As an art teacher, I’ve been making the most out of the online learning tools available to students and teachers, such as travelling virtually to museums and galleries. This inspired me to ask the question, “If you could travel to any museum or art gallery where would you go? What exhibition or artwork would you want to see?” The most common artworks that students wanted to visit and see were the “Mona Lisa,” by Leonardo Da Vinci in the Louvre in Paris and the “Starry Night,” by Vincent Van Gogh at the Museum of Modern Art (MoMA) in New York City. In addition to Google Classroom, I’ve made use of YouTube, which has been incredibly instrumental in supplementing lessons for student exposure to art.
By the second week, I started to become overwhelmed by the amount of emails I was receiving from students in addition to all the notifications from them submitting assignments. During a Zoom call meeting with other NJCTY teachers I learned how to adjust the notifications settings, which has made it a bit more manageable. Also, I had more students acknowledge and join our Google Classroom, which was a good sign that students are keeping up with their art class assignments.
A weekly question I asked during the second week related to Social Emotional Learning (SEL) was, “How do you feel right now? How do you want to feel at the end of our online journey when you return back to school?” This question allowed students to be vulnerable with their answers, which made me realize that they, too, are overwhelmed by having to change gears. Students have responded that they are inundated with a lot of work from their other teachers. I took the time to respond back to each student, letting them know that their feelings of being scared and anxious were valid, and that it’s okay to feel that way. I suggested they prioritize their time and remember to take breaks when working. I also let them know that I miss having them in the art room, and I look forward to when we are allowed to go back to school. Some students mentioned they were feeling relaxed since they did not have to wake up early for school and hoped to feel refreshed by the time we go back.
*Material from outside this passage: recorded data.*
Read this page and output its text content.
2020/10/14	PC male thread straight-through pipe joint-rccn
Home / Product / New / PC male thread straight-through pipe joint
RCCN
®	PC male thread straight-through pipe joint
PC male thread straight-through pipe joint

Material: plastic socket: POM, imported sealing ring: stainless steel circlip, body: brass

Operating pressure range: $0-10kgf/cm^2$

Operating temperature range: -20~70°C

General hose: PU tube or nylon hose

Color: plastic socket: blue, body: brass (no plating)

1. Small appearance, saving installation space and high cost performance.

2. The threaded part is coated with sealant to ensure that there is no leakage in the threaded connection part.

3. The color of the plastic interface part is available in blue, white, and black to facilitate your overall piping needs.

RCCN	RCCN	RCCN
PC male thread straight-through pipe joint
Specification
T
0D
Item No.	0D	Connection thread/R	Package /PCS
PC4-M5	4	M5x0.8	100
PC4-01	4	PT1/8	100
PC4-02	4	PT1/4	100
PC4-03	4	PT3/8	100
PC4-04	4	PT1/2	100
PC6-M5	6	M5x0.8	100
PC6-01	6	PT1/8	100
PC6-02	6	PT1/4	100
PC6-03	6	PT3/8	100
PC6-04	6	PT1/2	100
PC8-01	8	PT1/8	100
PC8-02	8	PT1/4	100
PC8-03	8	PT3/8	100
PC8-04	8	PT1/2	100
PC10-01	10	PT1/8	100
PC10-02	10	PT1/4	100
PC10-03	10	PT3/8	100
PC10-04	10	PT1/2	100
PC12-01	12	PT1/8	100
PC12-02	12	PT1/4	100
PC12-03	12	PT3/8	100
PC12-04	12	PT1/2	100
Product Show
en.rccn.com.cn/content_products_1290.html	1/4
Since we can’t see art in person, I told my students to re-create the art at home! I’ve had some classes choose artworks that they find interesting and recreate the artwork using available supplies and materials they have at home. I’ve asked that they submit a photograph of their progress this week and next week the final project will be due and they will be responsible for submitting a photo of the finished assignment.
It’s been a roller coaster of a journey so far, but I’ve found sticking to a routine and creating a schedule has helped to accommodate my new normal. In addition, checking in with family, friends, and other teachers has helped remind me that we are all in this together! One of the great positives to this is being able to use the bathroom whenever I need to, instead of waiting for security or another adult to come watch my class. I think this freedom to go to the bathroom whenever has helped me to stay well-hydrated and not have to worry while teaching!
Martha Garcia is an art educator at Academy 1 in Jersey City, NJ. She is the 2019-20 Hudson County Teacher of the Year.